A First Attempt

Today will mark the first day that I will exercise after having started exercise/exposure therapy. The plan is to stretch and use the treadmill for a total of 30 minutes all-together.

When I started exposure therapy a few months ago, my therapist began by having me only step on the treadmill. The purpose of this was to get used to just being on it and physically touching it. Previously, the mere thought of exercise sent me into a breathing panic because I anticipated the inevitable suffocation sensation before the real exercise even started. The brain is very powerful.

Sessions following only involved walking at a slight incline at a pretty slow pace- slower than my normal walking speed. Throughout my session, my therapist asked me to name 3 things I was thankful/grateful for. He asked me what my intention was. He asked me to verbally express mindfulness. When the session came to an end, he asked me to step in front of the mirror and talk to myself. He asked me how I felt, what I felt, and what did I have to say to the person starring back at me.

In the more recent sessions, we have picked up speed. My therapist still asks me to name the things that I am grateful for; however, he has also added in the following tasks:

  • ABCs
  • ABCs backwards
  • Count to 100
  • Count backwards from 100

The purpose of these tasks is distraction. The goal is to have my brain so focused on letters and numbers that it has no time to think or panic about the increased heart-rate. For the most part, this does work.

The last session I had, I went the fastest I had gone yet. There was also less distraction and more of me controlling what I was saying/doing/thinking. My therapist actually played marching band music in order to cause a disturbance, but hearing marching band music has never been a trigger, so I enjoyed it. We ended the session with 30 jumping jacks.

At the end of that last session, my therapist gave me permission to venture out on my own and give exercising on my own time a go. I’ve decided to make today my first day.

My intentions for today are to just do it and have no expectations. I forgive myself in advance if I have difficulty getting out of my head. I forgive myself in advance if I have a panic attack. I give myself a high-five for making it this far and not giving up.
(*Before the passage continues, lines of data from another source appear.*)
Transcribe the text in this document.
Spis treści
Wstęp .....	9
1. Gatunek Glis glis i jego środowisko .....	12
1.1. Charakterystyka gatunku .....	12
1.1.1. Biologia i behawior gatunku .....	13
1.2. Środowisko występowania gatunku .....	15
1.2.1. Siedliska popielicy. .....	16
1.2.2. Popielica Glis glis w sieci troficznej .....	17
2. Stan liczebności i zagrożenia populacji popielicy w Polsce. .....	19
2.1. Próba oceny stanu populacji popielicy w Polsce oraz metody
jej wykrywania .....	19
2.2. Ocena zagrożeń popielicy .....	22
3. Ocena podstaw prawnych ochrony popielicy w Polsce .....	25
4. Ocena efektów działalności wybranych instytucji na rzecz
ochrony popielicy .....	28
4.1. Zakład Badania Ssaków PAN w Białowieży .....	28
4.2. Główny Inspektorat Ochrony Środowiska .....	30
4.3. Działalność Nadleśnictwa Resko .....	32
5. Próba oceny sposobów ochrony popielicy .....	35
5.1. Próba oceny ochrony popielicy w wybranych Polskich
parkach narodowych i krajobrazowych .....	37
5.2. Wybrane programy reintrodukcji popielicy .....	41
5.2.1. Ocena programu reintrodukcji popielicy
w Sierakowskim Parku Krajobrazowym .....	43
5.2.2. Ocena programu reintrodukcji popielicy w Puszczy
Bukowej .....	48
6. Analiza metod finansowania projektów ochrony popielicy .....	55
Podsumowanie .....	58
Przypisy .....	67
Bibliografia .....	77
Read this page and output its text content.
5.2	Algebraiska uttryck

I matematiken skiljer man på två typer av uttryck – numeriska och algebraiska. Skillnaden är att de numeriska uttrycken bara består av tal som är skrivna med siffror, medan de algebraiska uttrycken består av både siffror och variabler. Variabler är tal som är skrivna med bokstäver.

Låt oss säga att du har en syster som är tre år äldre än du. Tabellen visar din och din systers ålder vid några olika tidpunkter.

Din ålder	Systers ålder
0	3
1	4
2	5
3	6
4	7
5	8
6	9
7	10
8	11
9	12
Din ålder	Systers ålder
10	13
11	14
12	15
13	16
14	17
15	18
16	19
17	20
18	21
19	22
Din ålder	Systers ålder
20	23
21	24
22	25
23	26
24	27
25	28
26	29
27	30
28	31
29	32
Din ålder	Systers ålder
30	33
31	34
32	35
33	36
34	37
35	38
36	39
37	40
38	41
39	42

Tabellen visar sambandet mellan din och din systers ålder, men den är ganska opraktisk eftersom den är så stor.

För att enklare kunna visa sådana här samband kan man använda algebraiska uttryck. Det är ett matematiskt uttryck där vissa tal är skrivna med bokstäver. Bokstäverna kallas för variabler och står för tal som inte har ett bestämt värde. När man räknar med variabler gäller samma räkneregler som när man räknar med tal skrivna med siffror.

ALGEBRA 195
Exercise/Exposure Therapy Day 1

Yesterday was my first time participating in exercise and exposure therapy. We worked on desensitization, mindfulness, and focusing on my breathing at a slow walk up a small incline.

A little background: I do not have asthma. I am as healthy as I currently can be. When I’m having a panic attack, my heart rate, breathing, and adrenaline are of the same levels as if I was running from a burning building. It’s a false alarm in my head. So, when I try to actually run for fun or for exercise, my brain thinks it’s in panic mode because my heart rate, breathing, and adrenaline automatically shoot up the same way they do when my anxiety is at its peak. It’s not fun.

So, the past 10 years I have avoided long distance running and physical activities that might send me into an attack and then into an unconscious state (fainting). It’s frustrating because I love hiking, team sports, marching band, running with my dogs, and so much more; I haven’t felt like I can 100% participate in a long time and that’s what I’m trying to get over through this new type of therapy.

My therapist did say that while exercise therapy is not new to him, he has never treated someone like me with it. Normally, he uses it for people with anger management issues, couples that come to therapy to yell at each other, or people who have body image issues.

I came to therapy yesterday ready to run, but we didn’t get over 2 mph. He said the first session is only about the initial exposure. Next session we might kick it up, but the goal is not to go as fast as we can. The focus of this therapy is getting my heart rate up and then back down without jacking up my breathing. It’s about [not purposely] sending me into panic mode, handling it, and then returning to “normal”. It’s scary, but also exciting.